The Aztecs used to make shapes of their idols/Gods out of a mixture of ground amaranth, honey or human blood and then those were eaten during a religious ceremony… That’s maybe not what you want to do with your amaranth though.
Naturally gluten free
Being naturally gluten free it is a grain that is slowly rising in popularity and is seen more often in health food stores or stores that have gluten free products. The amaranth can be ground and then used as a flour in baking or making pasta. It can be used as a type of popcorn too. In Peru they make beer out of it and it can be used in sweet dishes for breakfast or dessert too. So pretty versatile, again I would say, a lot like quinoa!

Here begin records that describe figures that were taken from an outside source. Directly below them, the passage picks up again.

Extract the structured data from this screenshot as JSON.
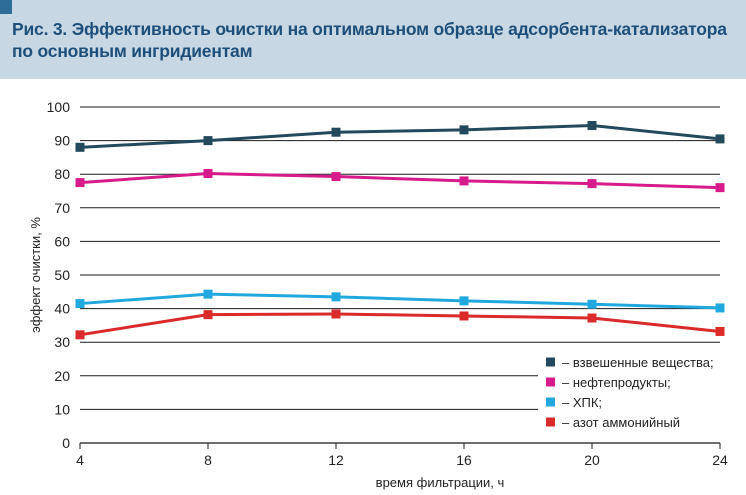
{
  "header": {
    "title": "Рис. 3. Эффективность очистки на оптимальном образце адсорбента-катализатора по основным ингридиентам"
  },
  "chart_data": {
    "type": "line",
    "title": "Рис. 3. Эффективность очистки на оптимальном образце адсорбента-катализатора по основным ингридиентам",
    "xlabel": "время фильтрации, ч",
    "ylabel": "эффект очистки, %",
    "x": [
      4,
      8,
      12,
      16,
      20,
      24
    ],
    "xlim": [
      4,
      24
    ],
    "ylim": [
      0,
      100
    ],
    "yticks": [
      0,
      10,
      20,
      30,
      40,
      50,
      60,
      70,
      80,
      90,
      100
    ],
    "grid": "horizontal",
    "legend_position": "bottom-right",
    "series": [
      {
        "name": "– взвешенные вещества;",
        "color": "#234a5c",
        "values": [
          88,
          90,
          92.5,
          93.2,
          94.5,
          90.5
        ]
      },
      {
        "name": "– нефтепродукты;",
        "color": "#d81b8c",
        "values": [
          77.5,
          80.2,
          79.3,
          78,
          77.2,
          76
        ]
      },
      {
        "name": "– ХПК;",
        "color": "#21a9df",
        "values": [
          41.5,
          44.3,
          43.5,
          42.3,
          41.3,
          40.2
        ]
      },
      {
        "name": "– азот аммонийный",
        "color": "#db2a2a",
        "values": [
          32.2,
          38.2,
          38.4,
          37.8,
          37.2,
          33.2
        ]
      }
    ]
  }
}
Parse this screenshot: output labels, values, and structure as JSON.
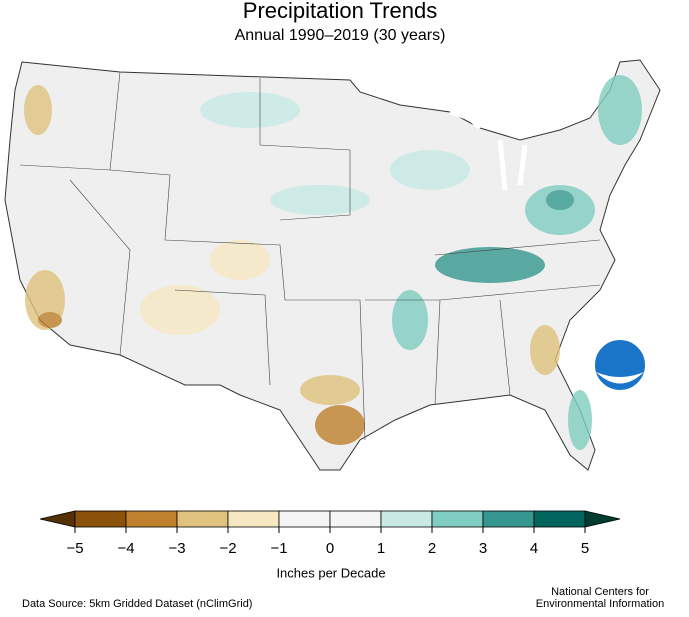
{
  "header": {
    "title": "Precipitation Trends",
    "subtitle": "Annual 1990–2019 (30 years)"
  },
  "legend": {
    "label": "Inches per Decade",
    "ticks": [
      {
        "value": -5,
        "label": "−5"
      },
      {
        "value": -4,
        "label": "−4"
      },
      {
        "value": -3,
        "label": "−3"
      },
      {
        "value": -2,
        "label": "−2"
      },
      {
        "value": -1,
        "label": "−1"
      },
      0,
      1,
      2,
      3,
      4,
      5
    ],
    "colors": [
      "#8c510a",
      "#bf812d",
      "#dfc27d",
      "#f6e8c3",
      "#f5f5f5",
      "#f5f5f5",
      "#c7eae5",
      "#80cdc1",
      "#35978f",
      "#01665e"
    ],
    "low_color": "#543005",
    "high_color": "#003c30"
  },
  "footer": {
    "source": "Data Source: 5km Gridded Dataset (nClimGrid)",
    "credit_line1": "National Centers for",
    "credit_line2": "Environmental Information"
  }
}
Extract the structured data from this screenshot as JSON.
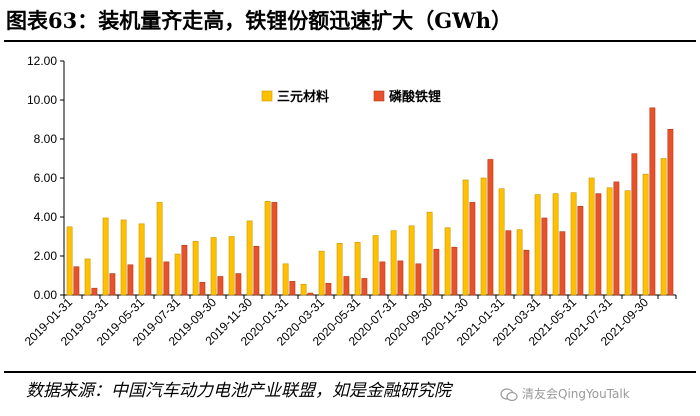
{
  "title": "图表63：装机量齐走高，铁锂份额迅速扩大（GWh）",
  "source": "数据来源：中国汽车动力电池产业联盟，如是金融研究院",
  "watermark": "清友会QingYouTalk",
  "colors": {
    "ternary": "#FFC000",
    "ternary_edge": "#C89600",
    "lfp": "#E8522A",
    "lfp_edge": "#B23A17",
    "axis": "#000000"
  },
  "icons": {
    "watermark": "wechat-icon"
  },
  "chart_data": {
    "type": "bar",
    "title": "",
    "xlabel": "",
    "ylabel": "",
    "ylim": [
      0,
      12
    ],
    "yticks": [
      "0.00",
      "2.00",
      "4.00",
      "6.00",
      "8.00",
      "10.00",
      "12.00"
    ],
    "legend_position": "top-center",
    "grid": false,
    "categories": [
      "2019-01-31",
      "2019-02-28",
      "2019-03-31",
      "2019-04-30",
      "2019-05-31",
      "2019-06-30",
      "2019-07-31",
      "2019-08-31",
      "2019-09-30",
      "2019-10-31",
      "2019-11-30",
      "2019-12-31",
      "2020-01-31",
      "2020-02-29",
      "2020-03-31",
      "2020-04-30",
      "2020-05-31",
      "2020-06-30",
      "2020-07-31",
      "2020-08-31",
      "2020-09-30",
      "2020-10-31",
      "2020-11-30",
      "2020-12-31",
      "2021-01-31",
      "2021-02-28",
      "2021-03-31",
      "2021-04-30",
      "2021-05-31",
      "2021-06-30",
      "2021-07-31",
      "2021-08-31",
      "2021-09-30",
      "2021-10-31"
    ],
    "xtick_labels": [
      "2019-01-31",
      "2019-03-31",
      "2019-05-31",
      "2019-07-31",
      "2019-09-30",
      "2019-11-30",
      "2020-01-31",
      "2020-03-31",
      "2020-05-31",
      "2020-07-31",
      "2020-09-30",
      "2020-11-30",
      "2021-01-31",
      "2021-03-31",
      "2021-05-31",
      "2021-07-31",
      "2021-09-30"
    ],
    "series": [
      {
        "name": "三元材料",
        "values": [
          3.5,
          1.85,
          3.95,
          3.85,
          3.65,
          4.75,
          2.1,
          2.75,
          2.95,
          3.0,
          3.8,
          4.8,
          1.6,
          0.55,
          2.25,
          2.65,
          2.7,
          3.05,
          3.3,
          3.55,
          4.25,
          3.45,
          5.9,
          6.0,
          5.45,
          3.35,
          5.15,
          5.2,
          5.25,
          6.0,
          5.5,
          5.35,
          6.2,
          7.0
        ]
      },
      {
        "name": "磷酸铁锂",
        "values": [
          1.45,
          0.35,
          1.1,
          1.55,
          1.9,
          1.7,
          2.55,
          0.65,
          0.95,
          1.1,
          2.5,
          4.75,
          0.7,
          0.1,
          0.6,
          0.95,
          0.85,
          1.7,
          1.75,
          1.6,
          2.35,
          2.45,
          4.75,
          6.95,
          3.3,
          2.3,
          3.95,
          3.25,
          4.55,
          5.2,
          5.8,
          7.25,
          9.6,
          8.5
        ]
      }
    ]
  }
}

I made the amaranth this afternoon into a delicious amaranth salad. It was tasty for sure but if you do not like the texture of quinoa, you will most certainly not like the texture of amaranth. And while I liked it, I didn’t think it was that different from quinoa which I always have in the house. So unless I am convinced of that in the upcoming dishes I will create with this grain (it’s not really a grain by the way but more a seed) I think I’m gonna stick with the quinoa. But let me know if you have another opinion on amaranth or some great dishes I should try!
Amaranth salad with halloumi
- 75 g amaranth
- 50 g halloumi cut into cubes
- sunflower oil for roasting the halloumi
- 2-3 tbsp pomegranate seeds
- 1 tbsp fresh cilantro chopped
- 1/2 smoked pepper chopped
- 1 tbsp lemon mayonaise
- 1/2 lime juice only
- 1-2 tsp white balsamic vinegar
- mixed salad leaves
- Cook the amaranth according to package instructions or roughly 15 minutes in 150 ml of water. Bring to the boil, lower the heat and put the lid on while you leave it bubbling away.
- In the meantime fry the halloumi in a small layer of sunflower oil in a frying pan and leave to drain on kitchen paper
- Leave the amaranth to cool. It will still look very sticky. You want the grains to be soft but still a bit crunchy.
- Add the pomegranate seeds to the amaranth once cooled, add cilantro and smoked peppers and mix everything well.
- Make a dressing by putting lemon mayonaise and the balsamic vinegar together and stir. Add salt and pepper to taste. You can add the lime juice to the dressing but I added the lime juice directly to the amaranth and then added dressing to the amount needed which was really very little.
- Put some of the salad leaves in a shallow bowl or on a plate. Add the amaranth mix on top, sprinkle with some extra pomegranate seeds and the halloumi cubes.
The nutritional values above are calculated per portion. The details are based on standard nutritional tables and do not constitute a professional nutritional advice.